“Cary, you have grown up since you came to London.”

“I feel like somebody’s grandmother,” said I. “But I think I have been growing; to it, Amelia, since I left Brocklebank.”

“Well, you certainly are much less of a child than you were. I will do my best, Cary.” And Amelia looked as if she meant it.

“But take no one into your confidence,” said I.—“Least of all Charlotte.”

“Thank you, I don’t need that warning!” said Amelia, with her languid laugh, as she furled her fan and turned away. And as I passed on the other side I came upon Ephraim Hebblethwaite.

All at once my resolution was taken.

“Come this way, Ephraim,” said I; “I want to show you my Uncle Charles’s new engravings.”
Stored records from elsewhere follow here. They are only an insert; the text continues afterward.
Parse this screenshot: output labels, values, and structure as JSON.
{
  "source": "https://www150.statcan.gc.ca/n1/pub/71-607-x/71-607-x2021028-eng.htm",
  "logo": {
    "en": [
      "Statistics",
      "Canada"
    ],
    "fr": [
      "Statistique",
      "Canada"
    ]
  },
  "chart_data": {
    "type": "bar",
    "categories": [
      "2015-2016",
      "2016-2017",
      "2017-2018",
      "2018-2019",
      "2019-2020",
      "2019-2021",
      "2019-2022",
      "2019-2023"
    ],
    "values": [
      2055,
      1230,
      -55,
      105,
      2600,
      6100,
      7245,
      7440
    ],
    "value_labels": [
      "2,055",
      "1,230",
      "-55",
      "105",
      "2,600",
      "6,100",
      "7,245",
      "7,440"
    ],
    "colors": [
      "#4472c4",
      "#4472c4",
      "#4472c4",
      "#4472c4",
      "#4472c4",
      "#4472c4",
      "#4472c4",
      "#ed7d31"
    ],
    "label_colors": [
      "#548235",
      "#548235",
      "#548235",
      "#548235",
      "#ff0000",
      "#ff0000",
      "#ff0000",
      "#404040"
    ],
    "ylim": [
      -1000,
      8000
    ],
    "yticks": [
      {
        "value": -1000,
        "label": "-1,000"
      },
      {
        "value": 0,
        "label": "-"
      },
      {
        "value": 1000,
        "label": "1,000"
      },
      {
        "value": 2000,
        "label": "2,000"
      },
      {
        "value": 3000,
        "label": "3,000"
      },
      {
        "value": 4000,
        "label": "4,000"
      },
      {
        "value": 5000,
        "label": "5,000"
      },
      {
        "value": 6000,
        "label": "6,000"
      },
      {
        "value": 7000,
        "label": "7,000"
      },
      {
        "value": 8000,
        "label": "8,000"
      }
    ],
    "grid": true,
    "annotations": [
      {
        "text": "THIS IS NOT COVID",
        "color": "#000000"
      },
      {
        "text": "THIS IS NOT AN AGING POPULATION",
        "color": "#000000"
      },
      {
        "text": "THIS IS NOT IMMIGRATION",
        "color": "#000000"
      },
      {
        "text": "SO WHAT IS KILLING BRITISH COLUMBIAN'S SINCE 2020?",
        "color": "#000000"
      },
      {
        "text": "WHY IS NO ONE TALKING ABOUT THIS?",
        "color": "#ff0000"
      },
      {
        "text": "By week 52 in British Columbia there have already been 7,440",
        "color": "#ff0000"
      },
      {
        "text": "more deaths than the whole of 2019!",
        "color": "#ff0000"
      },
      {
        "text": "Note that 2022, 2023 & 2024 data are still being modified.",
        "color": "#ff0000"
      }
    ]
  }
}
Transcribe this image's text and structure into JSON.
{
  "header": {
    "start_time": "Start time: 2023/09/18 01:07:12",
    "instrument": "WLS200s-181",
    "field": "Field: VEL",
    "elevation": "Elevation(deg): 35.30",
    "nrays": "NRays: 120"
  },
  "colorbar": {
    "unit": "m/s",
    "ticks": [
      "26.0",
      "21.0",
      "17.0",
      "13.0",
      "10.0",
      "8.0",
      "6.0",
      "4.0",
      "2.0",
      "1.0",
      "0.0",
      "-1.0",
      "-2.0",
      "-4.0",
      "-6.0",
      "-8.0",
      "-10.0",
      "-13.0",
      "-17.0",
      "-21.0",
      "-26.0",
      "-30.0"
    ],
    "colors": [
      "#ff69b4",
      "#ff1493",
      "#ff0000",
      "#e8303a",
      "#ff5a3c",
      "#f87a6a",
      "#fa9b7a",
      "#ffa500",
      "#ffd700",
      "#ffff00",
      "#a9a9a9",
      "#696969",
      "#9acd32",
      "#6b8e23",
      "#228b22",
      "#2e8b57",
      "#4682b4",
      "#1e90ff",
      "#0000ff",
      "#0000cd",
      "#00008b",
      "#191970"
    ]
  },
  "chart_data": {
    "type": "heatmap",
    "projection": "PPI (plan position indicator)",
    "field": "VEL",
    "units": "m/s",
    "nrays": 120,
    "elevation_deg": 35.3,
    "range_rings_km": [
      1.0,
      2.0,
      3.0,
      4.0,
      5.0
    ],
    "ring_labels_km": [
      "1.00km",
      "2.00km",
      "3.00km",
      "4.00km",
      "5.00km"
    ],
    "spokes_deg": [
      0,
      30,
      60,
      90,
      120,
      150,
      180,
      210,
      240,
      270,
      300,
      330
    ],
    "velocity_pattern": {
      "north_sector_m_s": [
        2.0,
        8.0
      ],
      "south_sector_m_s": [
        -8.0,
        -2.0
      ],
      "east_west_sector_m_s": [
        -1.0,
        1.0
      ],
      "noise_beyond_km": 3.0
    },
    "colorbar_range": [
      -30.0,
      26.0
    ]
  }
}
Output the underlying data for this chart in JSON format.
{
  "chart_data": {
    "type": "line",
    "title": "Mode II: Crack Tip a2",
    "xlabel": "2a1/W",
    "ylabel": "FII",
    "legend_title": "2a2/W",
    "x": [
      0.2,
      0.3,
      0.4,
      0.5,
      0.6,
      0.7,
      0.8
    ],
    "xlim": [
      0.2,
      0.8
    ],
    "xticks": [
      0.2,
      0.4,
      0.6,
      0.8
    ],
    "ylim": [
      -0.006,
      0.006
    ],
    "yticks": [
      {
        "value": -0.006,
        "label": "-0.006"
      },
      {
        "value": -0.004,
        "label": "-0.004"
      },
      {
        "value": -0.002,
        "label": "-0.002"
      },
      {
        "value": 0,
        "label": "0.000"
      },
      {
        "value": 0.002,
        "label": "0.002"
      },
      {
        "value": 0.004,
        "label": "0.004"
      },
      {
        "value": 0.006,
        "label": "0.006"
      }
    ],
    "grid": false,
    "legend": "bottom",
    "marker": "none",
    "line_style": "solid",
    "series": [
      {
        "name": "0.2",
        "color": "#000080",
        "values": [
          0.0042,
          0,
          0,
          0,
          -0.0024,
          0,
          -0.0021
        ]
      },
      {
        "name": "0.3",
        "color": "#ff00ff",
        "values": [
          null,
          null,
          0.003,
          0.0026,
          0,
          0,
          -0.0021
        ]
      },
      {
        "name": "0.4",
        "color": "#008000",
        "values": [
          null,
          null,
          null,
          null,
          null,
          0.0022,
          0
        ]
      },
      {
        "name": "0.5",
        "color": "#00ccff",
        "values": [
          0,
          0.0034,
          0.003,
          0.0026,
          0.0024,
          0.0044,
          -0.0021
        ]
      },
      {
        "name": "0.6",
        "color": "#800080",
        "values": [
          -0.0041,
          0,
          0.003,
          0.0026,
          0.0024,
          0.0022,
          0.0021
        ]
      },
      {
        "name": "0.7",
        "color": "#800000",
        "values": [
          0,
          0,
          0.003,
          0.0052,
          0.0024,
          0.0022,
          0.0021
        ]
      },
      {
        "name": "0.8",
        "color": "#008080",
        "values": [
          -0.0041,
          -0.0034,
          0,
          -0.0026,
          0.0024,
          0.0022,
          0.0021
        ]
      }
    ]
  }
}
I lifted down the large portfolio, with Ephraim’s help,—I don’t think Ephraim would let a cat jump down by itself if he thought the jump too far,—set it on a little table, and under cover of the engravings I told him the whole story, and all my uneasiness about Hatty. He listened very attentively, but without showing either the surprise or the perplexity which Amelia had done.

“If you suspect rightly,” said he, when I had finished my tale, “the first thing to be done is to get her out of Charles Street.”

“Do you think me too ready to suspect?” I replied.